К так и не переставшей визжать девочке подбежала какая-то женщина и, не обращая внимания на плач и крики, унесла вглубь рощи.
Сам не понимая зачем, Аданэй последовал за ними, но сделал несколько шагов, и закружилась голова, он осел на землю. Прижал пальцы к вискам, зажмурился.
Открыв глаза, обнаружил, что вокруг вечер и осень, и нет ни помоста, ни людей. А еще вернулись звуки: ветер играл листьями, вода с голодным бульканьем билась о берег, кричали птицы, пели сверчки.
Он помотал головой, пытаясь прийти в себя, попробовал встать, а ноги одеревенели и не слушались. Удалось лишь с третьей попытки. В онемевших ступнях плясали иглы: болезненные и в то же время приятные.
Не теряя времени, Аданэй бросился прочь от озера. Боялся одного: вдруг прошел не час, а век? Он так спешил и волновался, что не замечал ни кочек под ногами, ни рытвин. Не обратил внимания и на то, как вышел из рощи в сад. Осознание пришло позднее, когда уже приблизился к освещенному дворцу и осмотрелся. Все выглядело по-прежнему, хвала богам, но все равно он не сбавил шага, пока не добрался до своих комнат.

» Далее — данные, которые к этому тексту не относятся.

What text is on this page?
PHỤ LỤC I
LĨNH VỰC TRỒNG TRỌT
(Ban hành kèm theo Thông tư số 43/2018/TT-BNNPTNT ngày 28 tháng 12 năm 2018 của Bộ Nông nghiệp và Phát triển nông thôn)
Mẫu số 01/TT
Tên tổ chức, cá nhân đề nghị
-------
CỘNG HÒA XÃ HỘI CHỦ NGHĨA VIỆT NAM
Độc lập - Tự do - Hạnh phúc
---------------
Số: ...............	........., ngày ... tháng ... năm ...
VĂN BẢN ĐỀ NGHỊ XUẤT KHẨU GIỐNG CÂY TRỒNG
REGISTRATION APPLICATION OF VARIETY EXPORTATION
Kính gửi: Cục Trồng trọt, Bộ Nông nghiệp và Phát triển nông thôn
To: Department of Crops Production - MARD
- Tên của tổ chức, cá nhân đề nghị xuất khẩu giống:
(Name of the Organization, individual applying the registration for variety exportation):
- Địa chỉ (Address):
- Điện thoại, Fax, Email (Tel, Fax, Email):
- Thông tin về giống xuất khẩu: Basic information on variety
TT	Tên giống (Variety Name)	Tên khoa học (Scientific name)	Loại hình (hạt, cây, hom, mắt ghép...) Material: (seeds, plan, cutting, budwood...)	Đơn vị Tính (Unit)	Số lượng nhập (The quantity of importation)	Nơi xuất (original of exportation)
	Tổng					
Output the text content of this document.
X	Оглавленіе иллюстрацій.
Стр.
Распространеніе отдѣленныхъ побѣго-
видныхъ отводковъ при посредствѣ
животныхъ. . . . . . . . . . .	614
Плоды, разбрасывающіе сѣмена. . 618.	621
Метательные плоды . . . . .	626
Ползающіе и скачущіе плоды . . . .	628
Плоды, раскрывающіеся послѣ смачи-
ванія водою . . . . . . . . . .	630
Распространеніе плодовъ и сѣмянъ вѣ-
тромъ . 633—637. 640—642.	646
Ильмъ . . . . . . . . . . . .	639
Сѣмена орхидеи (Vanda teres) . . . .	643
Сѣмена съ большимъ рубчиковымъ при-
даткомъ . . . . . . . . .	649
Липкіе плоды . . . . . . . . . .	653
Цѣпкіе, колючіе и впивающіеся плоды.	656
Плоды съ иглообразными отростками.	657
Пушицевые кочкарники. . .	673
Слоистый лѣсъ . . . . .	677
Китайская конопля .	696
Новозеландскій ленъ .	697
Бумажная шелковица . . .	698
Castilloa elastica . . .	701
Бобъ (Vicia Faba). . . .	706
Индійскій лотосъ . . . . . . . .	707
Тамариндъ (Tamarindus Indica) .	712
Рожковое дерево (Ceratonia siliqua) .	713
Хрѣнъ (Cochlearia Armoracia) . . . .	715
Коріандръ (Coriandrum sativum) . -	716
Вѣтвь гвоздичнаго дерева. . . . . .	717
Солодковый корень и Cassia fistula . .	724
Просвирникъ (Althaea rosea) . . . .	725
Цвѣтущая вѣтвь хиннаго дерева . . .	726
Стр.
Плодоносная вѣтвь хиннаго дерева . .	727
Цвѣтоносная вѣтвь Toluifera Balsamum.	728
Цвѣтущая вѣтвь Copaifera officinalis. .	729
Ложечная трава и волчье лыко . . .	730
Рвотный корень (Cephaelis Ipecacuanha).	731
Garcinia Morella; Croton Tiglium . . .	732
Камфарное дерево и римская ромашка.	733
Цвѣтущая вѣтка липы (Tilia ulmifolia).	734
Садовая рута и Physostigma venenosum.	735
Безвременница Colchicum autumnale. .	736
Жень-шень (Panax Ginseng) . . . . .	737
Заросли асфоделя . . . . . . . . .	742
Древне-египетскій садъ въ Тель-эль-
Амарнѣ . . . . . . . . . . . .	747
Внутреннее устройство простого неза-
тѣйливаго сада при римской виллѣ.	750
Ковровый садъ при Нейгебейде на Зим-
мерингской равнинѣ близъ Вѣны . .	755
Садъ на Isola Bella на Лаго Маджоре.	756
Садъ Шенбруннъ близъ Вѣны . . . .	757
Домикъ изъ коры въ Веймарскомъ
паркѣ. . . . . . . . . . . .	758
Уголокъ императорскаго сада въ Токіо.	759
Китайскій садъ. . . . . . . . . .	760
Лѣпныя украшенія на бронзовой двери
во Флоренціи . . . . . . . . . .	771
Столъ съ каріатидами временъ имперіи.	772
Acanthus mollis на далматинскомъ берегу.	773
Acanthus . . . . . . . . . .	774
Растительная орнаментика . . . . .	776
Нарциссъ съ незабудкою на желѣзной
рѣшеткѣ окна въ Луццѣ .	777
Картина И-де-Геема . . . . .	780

Там в изнеможении повалился на кровать, стараясь отдышаться, чем вызвал недоумение Парфиса.
В голове роились мысли и вопросы: что такое случилось у озера? кто эта девочка? что значили ее слова? какой такой ребенок? чьи руки обагрятся кровью и чьей?

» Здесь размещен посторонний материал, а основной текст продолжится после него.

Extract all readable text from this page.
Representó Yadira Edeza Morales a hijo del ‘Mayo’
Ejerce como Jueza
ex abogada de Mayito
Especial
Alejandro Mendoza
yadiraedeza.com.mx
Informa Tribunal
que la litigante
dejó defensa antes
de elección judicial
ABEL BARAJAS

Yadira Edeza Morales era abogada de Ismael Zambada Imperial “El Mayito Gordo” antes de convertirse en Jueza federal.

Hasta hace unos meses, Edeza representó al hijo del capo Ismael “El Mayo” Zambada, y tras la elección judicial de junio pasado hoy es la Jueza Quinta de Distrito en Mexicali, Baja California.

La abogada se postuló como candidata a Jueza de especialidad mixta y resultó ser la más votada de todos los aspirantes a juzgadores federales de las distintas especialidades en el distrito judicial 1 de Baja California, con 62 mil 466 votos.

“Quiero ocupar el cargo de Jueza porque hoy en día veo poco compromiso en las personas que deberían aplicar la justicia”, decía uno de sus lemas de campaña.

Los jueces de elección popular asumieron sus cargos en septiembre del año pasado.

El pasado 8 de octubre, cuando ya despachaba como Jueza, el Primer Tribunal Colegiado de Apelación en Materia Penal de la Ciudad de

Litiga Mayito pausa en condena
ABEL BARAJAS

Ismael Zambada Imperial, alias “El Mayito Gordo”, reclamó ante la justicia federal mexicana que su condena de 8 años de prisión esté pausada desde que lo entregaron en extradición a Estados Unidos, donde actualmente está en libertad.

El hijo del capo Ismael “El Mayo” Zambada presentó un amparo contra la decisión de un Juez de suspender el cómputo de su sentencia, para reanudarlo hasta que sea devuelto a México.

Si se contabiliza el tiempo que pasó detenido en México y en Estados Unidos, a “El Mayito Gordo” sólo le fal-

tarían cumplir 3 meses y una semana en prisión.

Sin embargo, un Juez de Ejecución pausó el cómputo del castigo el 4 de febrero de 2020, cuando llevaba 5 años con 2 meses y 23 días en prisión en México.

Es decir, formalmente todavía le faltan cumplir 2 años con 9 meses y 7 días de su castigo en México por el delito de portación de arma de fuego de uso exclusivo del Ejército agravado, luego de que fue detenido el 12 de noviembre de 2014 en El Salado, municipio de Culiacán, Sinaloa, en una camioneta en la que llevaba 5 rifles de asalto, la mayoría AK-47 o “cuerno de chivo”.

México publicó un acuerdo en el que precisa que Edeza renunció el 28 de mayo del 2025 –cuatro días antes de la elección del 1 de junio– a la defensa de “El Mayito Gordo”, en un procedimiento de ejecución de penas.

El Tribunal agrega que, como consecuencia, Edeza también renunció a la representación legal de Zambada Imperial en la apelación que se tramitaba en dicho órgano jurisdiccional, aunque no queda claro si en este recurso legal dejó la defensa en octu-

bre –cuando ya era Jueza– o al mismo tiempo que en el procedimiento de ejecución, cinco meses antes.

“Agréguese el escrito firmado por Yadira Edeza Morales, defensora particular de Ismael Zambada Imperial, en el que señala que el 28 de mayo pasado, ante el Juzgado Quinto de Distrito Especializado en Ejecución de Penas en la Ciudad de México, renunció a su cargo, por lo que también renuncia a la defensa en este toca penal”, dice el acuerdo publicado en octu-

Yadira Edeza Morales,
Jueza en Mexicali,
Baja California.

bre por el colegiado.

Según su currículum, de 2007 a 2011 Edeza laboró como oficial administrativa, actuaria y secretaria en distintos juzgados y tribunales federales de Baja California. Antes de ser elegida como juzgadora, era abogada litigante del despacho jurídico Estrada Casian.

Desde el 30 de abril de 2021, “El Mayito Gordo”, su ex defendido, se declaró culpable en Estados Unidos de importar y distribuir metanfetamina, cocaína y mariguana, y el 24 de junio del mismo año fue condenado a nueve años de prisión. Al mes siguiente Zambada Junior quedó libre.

Ответить ни на один вопрос не мог, только еще сильнее запутался. Паутину мыслей разорвал стук в дверь, затем на пороге возникла Рэме. Окинула его ледяным взглядом и ледяным же голосом произнесла:
– Великая ждет тебя в своих покоях.
***
Иллирином завладела зима. Не самое приятное время года здесь. Теплая, но влажная, слякотная и серая, она нагоняла тоску. Солнце почти не показывалось, а ночью иногда выпадал мокрый снег, днем превращаясь в грязь.
В один из промозглых тусклых дней Ниррас навел царицу на мысль дать Айну должность писаря при совете. Мол, это будет удобно: пусть парень записывает сказанное там, а заодно они все смогут тут же, не откладывая, обратиться к нему, если понадобятся какие-то сведения о его родине и его былых связях.

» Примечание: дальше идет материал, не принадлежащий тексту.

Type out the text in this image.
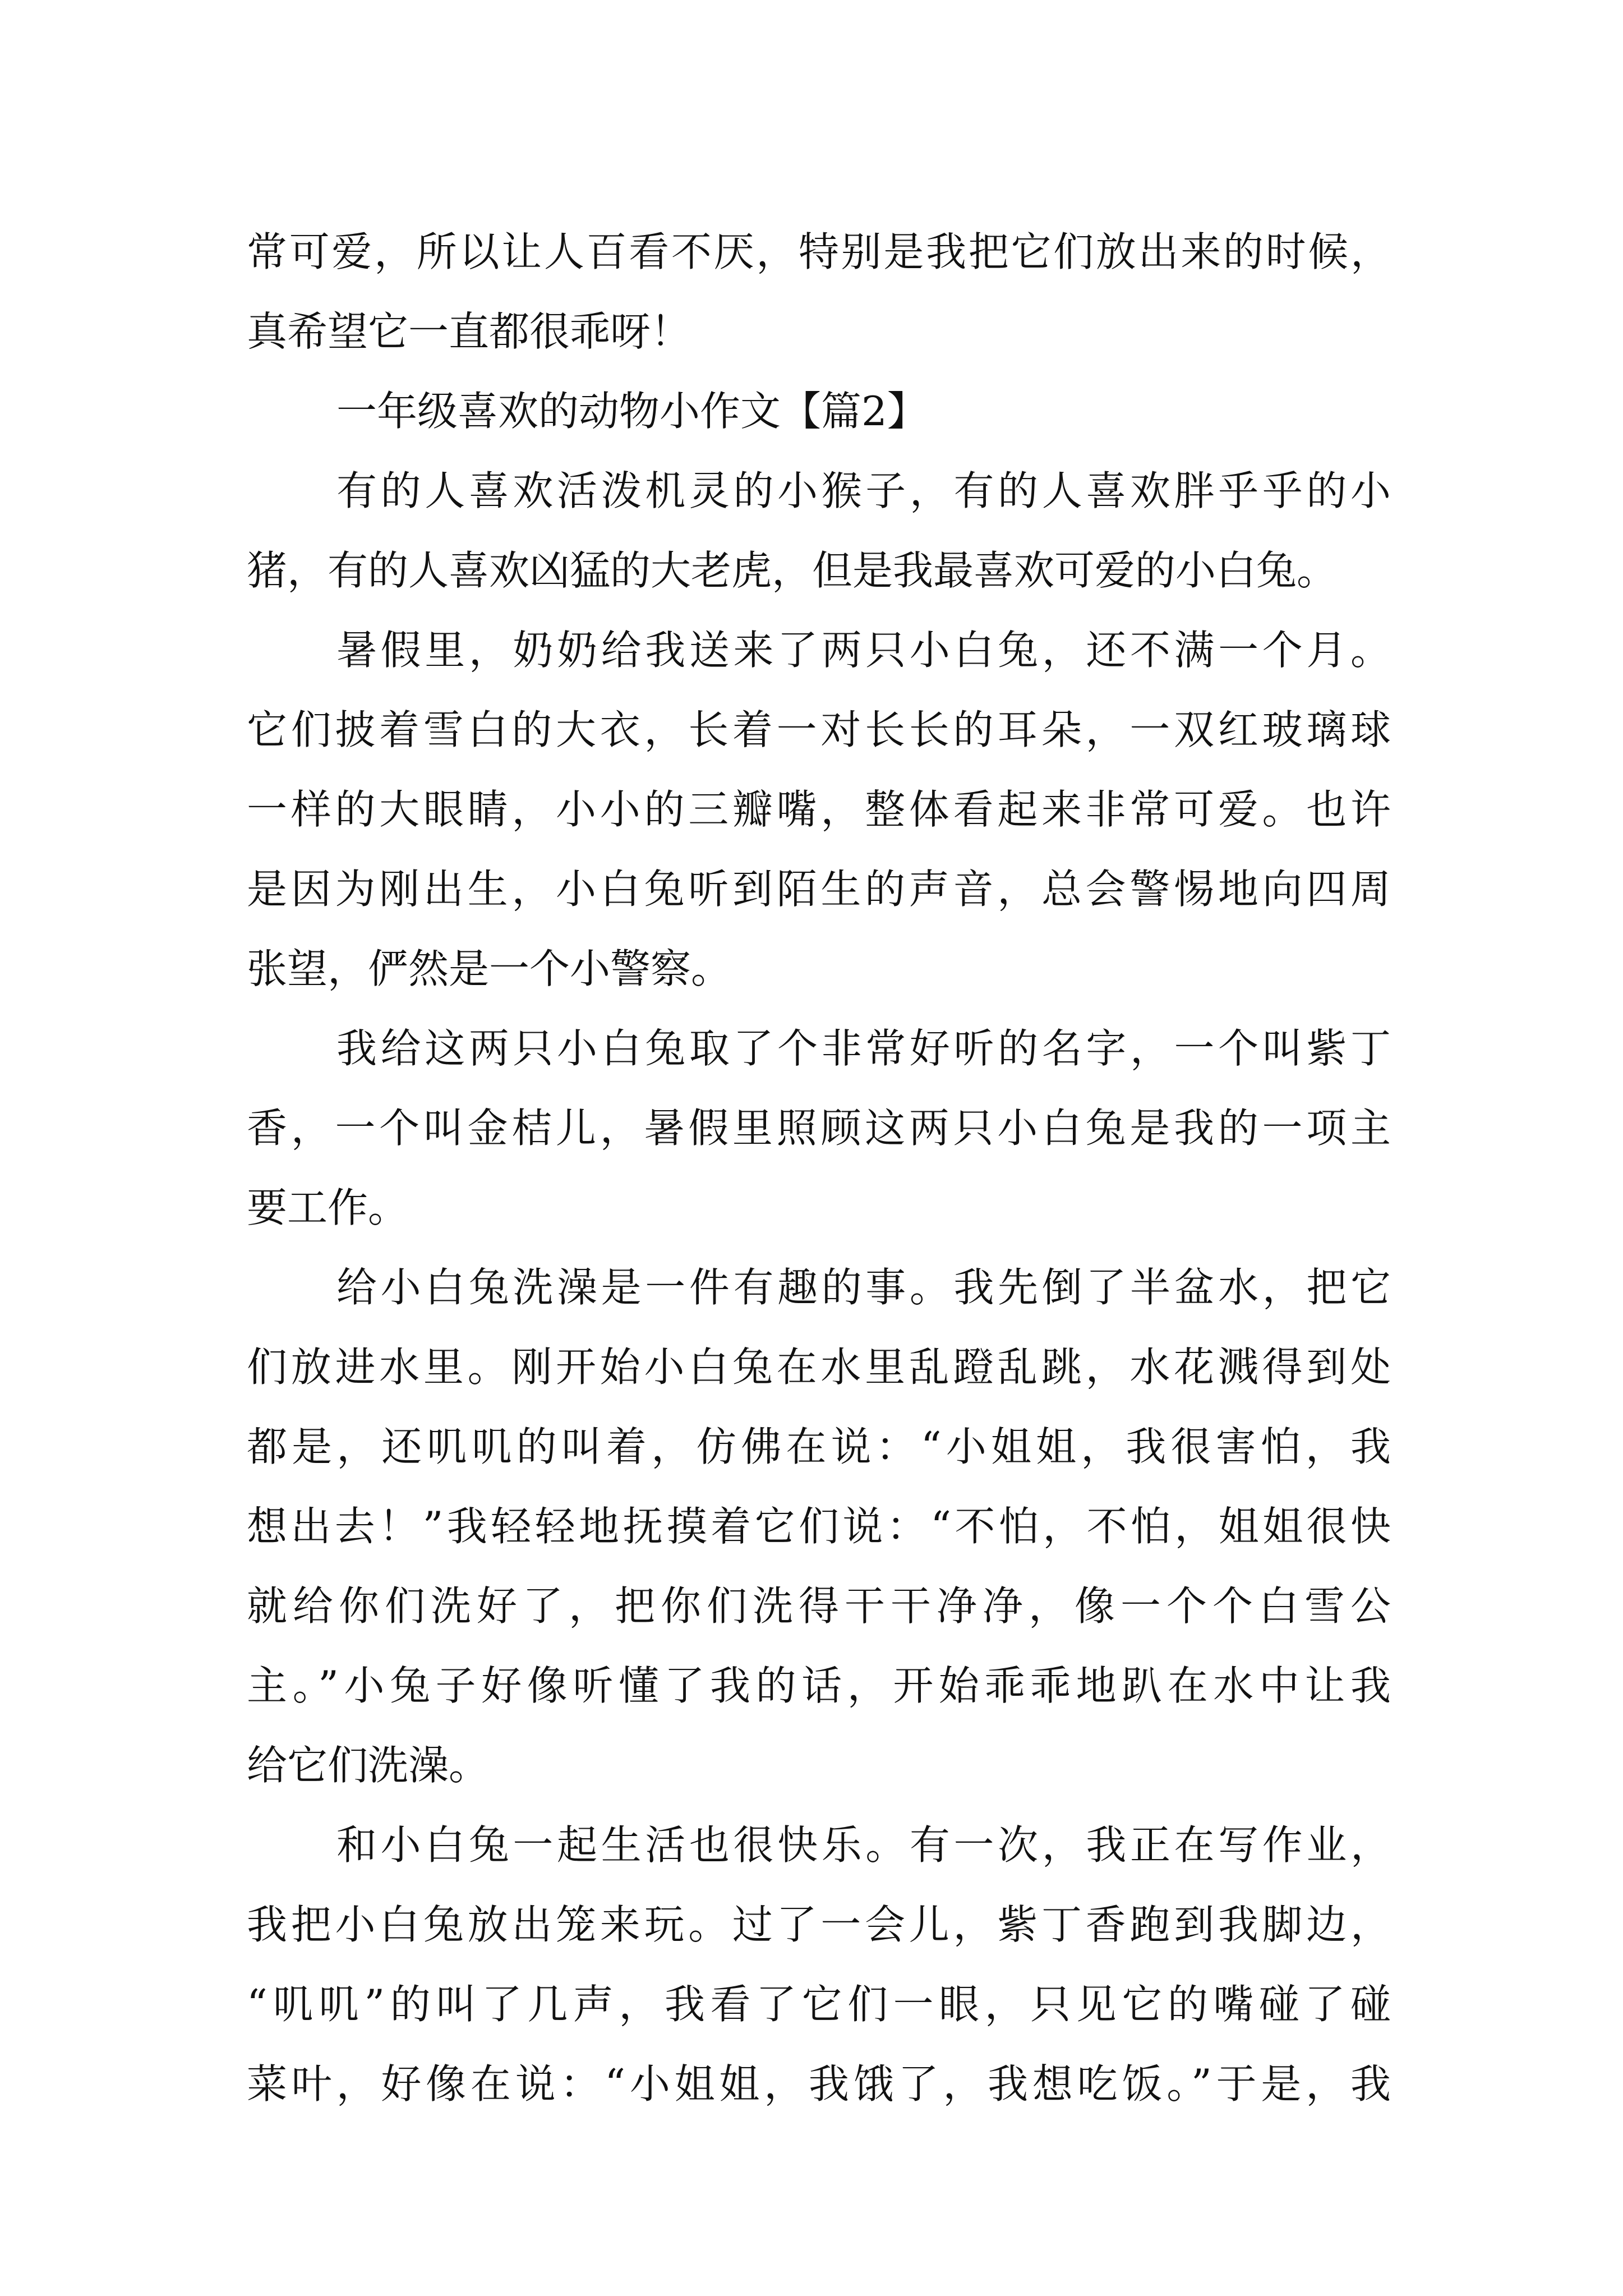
常可爱，所以让人百看不厌，特别是我把它们放出来的时候，
真希望它一直都很乖呀！
一年级喜欢的动物小作文【篇2】
有的人喜欢活泼机灵的小猴子，有的人喜欢胖乎乎的小
猪，有的人喜欢凶猛的大老虎，但是我最喜欢可爱的小白兔。
暑假里，奶奶给我送来了两只小白兔，还不满一个月。
它们披着雪白的大衣，长着一对长长的耳朵，一双红玻璃球
一样的大眼睛，小小的三瓣嘴，整体看起来非常可爱。也许
是因为刚出生，小白兔听到陌生的声音，总会警惕地向四周
张望，俨然是一个小警察。
我给这两只小白兔取了个非常好听的名字，一个叫紫丁
香，一个叫金桔儿，暑假里照顾这两只小白兔是我的一项主
要工作。
给小白兔洗澡是一件有趣的事。我先倒了半盆水，把它
们放进水里。刚开始小白兔在水里乱蹬乱跳，水花溅得到处
都是，还叽叽的叫着，仿佛在说：“小姐姐，我很害怕，我
想出去！”我轻轻地抚摸着它们说：“不怕，不怕，姐姐很快
就给你们洗好了，把你们洗得干干净净，像一个个白雪公
主。”小兔子好像听懂了我的话，开始乖乖地趴在水中让我
给它们洗澡。
和小白兔一起生活也很快乐。有一次，我正在写作业，
我把小白兔放出笼来玩。过了一会儿，紫丁香跑到我脚边，
“叽叽”的叫了几声，我看了它们一眼，只见它的嘴碰了碰
菜叶，好像在说：“小姐姐，我饿了，我想吃饭。”于是，我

Когда Лиммена приняла эту мысль и начала размышлять, как бы это все устроить, Ниррас устами своего союзника Оннара намекнул ей, что неплохо бы устранить Аззиру, выдав ее замуж за бывшего невольника. А поскольку Айн, безусловно, верен повелительнице, то можно попросить об этом его. Тем более что им необязательно сходиться по-настоящему, как муж с женой, достаточно просто провести обряд. Все равно никто не сможет проверить, учитывая, что всем известно о поведении Аззиры. Что? Она сама может не согласиться? Так надо пообещать высшим жрицам богини-матери, что им пару раз в год позволят проводить их ритуалы в священной роще в Эртине, и они уговорят Аззиру на что угодно. А Гиллара? А ей просто никто не скажет, свадьбу проведут втайне, и узнает она о ней слишком поздно.
Подтолкнуть Лиммену к такому решению оказалось несложно. Царица по достоинству оценила мысль убрать с пути своей дочери соперницу, выдав последнюю за недавнего раба: иллиринская знать никогда не примет такого человека властителем, не захочет ему подчиниться, а значит, и Аззире не видать трона. Зато Айн, женившись на особе царской крови, с легкостью сможет войти в совет пусть для начала хотя бы писарем. Лиммена и так прислушивалась к его мнению – он хорошо разбирался в войне и политике, особенно когда речь заходила об Отерхейне.